Feb 24, 2012; Indianapolis, IN, USA; Stanford Cardinal quarterback Andrew Luck autographs a football during the NFL Combine at Lucas Oil Stadium. Mandatory Credit: Brian Spurlock-US PRESSWIRE
There's no rule that says the first pick has to wait until the commissioner announces everyone is waiting on their pick. Logically, that means they could skip right over it, move onto No. 2 and save 10 or so minutes at the end of the draft, right?
Oh wait, they put it on prime time for a reason.
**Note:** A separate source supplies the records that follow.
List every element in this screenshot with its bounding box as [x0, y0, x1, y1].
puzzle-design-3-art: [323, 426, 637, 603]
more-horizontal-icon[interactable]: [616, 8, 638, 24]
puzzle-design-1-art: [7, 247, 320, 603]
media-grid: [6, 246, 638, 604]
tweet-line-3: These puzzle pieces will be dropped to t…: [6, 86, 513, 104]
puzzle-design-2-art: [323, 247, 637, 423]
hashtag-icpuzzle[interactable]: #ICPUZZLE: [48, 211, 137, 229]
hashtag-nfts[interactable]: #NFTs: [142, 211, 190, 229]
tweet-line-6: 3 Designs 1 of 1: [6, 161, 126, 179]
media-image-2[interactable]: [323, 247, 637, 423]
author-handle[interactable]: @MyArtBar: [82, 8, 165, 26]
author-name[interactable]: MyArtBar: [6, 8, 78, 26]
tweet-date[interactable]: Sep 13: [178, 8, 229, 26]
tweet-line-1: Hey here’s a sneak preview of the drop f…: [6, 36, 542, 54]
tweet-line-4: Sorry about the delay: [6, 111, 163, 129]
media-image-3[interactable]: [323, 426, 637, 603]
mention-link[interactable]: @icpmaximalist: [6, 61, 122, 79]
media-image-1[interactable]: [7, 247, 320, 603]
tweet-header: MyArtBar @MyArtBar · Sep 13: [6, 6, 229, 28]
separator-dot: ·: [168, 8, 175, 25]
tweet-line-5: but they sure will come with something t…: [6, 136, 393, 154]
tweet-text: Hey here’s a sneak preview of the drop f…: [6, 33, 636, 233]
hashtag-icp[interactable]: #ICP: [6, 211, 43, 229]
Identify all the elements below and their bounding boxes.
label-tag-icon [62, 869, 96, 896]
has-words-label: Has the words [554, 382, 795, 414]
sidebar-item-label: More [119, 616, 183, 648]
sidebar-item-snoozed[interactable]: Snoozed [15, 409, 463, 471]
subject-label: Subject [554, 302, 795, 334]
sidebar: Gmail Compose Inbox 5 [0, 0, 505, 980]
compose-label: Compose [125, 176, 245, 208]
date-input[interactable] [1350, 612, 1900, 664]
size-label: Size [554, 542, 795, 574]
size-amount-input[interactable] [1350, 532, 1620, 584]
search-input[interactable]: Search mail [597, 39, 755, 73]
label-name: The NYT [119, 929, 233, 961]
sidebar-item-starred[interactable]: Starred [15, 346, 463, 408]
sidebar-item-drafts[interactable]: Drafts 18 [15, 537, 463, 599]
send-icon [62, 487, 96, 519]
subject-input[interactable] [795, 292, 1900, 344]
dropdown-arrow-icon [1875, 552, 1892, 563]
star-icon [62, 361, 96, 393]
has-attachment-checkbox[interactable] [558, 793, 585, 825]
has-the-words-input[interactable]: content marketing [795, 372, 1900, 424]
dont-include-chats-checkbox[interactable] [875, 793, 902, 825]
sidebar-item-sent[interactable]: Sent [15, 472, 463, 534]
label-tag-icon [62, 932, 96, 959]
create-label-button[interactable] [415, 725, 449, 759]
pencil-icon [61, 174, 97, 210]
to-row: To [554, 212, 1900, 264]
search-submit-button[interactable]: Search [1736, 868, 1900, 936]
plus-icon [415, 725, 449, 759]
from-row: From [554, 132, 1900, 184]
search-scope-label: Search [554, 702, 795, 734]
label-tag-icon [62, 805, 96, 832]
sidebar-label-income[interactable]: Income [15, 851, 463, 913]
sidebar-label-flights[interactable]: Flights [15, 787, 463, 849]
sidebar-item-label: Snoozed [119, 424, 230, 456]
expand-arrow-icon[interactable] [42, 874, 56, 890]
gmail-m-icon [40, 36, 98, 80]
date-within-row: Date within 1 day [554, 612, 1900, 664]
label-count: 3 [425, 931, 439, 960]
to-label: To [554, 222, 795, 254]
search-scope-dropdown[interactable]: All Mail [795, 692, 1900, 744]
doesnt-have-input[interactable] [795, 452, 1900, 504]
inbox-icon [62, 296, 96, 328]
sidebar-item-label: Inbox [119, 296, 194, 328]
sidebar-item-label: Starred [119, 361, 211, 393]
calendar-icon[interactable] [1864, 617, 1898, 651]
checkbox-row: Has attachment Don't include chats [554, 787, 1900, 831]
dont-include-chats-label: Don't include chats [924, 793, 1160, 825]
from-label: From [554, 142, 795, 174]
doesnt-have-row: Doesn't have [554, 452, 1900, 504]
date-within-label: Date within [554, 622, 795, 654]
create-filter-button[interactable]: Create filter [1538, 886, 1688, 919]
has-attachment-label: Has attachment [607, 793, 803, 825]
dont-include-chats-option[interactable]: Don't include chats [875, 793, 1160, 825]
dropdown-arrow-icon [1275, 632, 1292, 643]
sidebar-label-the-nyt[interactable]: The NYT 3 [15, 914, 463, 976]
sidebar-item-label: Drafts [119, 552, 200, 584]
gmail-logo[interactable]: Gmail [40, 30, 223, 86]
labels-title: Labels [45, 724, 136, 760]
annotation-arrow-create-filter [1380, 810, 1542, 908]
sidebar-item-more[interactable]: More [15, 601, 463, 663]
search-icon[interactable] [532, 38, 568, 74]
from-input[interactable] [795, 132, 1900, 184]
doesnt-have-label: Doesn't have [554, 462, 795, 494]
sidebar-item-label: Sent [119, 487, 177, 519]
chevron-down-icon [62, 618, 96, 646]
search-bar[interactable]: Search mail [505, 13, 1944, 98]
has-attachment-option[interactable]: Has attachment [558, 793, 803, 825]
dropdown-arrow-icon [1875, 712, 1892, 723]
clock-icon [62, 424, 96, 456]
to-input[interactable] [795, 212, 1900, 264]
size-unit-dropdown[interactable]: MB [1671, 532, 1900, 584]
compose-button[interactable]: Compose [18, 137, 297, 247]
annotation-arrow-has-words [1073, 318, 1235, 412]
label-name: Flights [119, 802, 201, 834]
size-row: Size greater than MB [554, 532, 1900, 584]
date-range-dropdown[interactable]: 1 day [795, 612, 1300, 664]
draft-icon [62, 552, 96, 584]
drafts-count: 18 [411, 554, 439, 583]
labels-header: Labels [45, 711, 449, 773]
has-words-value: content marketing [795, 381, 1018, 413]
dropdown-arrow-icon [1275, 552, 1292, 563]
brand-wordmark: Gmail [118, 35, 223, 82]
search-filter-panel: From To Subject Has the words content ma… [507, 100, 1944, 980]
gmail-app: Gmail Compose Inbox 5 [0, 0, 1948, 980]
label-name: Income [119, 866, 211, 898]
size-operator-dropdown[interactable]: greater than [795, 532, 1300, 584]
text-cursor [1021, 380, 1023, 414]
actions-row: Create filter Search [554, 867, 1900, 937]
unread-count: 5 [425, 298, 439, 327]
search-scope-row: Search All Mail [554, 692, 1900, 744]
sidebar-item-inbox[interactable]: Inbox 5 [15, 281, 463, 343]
Depending on how the NFL marketing machine sold advertising space for the 3-hour long celebration to the end of (alleged) amateurism, the highest-selling commercial slots are most likely at the beginning of the broadcast. Not so much right before the first pick, but the first commercial break they have.
The lack of intrigue with the top pick in recent years has probably deadened the value of the ad dollar in this event a little bit. It won't help any more that everyone knows Washington will select Baylor QB Robert Griffin III with pick No. 2.
It's not quite as much a sure thing as the first two picks, but Minnesota taking anyone other than USC LT Matt Kalil at No. 3 would be a shock. So with 10 minutes slotted for each pick, and one team having already confirmed the top pick, and another likely to use their 10 minutes to soak up some spotlight, the Vikings will go on the clock at approximately 8:11 p.m. ET. Call it 8:16 p.m. ET when they make their pick, putting Cleveland in the spotlight.
I'm sure most of us will skip over that part, although watching their season "highlights" from 2011 would be entertainment for everyone but Browns fans. The point is, we're looking at probably another two hours from there until Pittsburgh is up.
See? It really is hard trying to come up with a new angle for the Andrew Luck No. 1 pick story. But I pulled it off.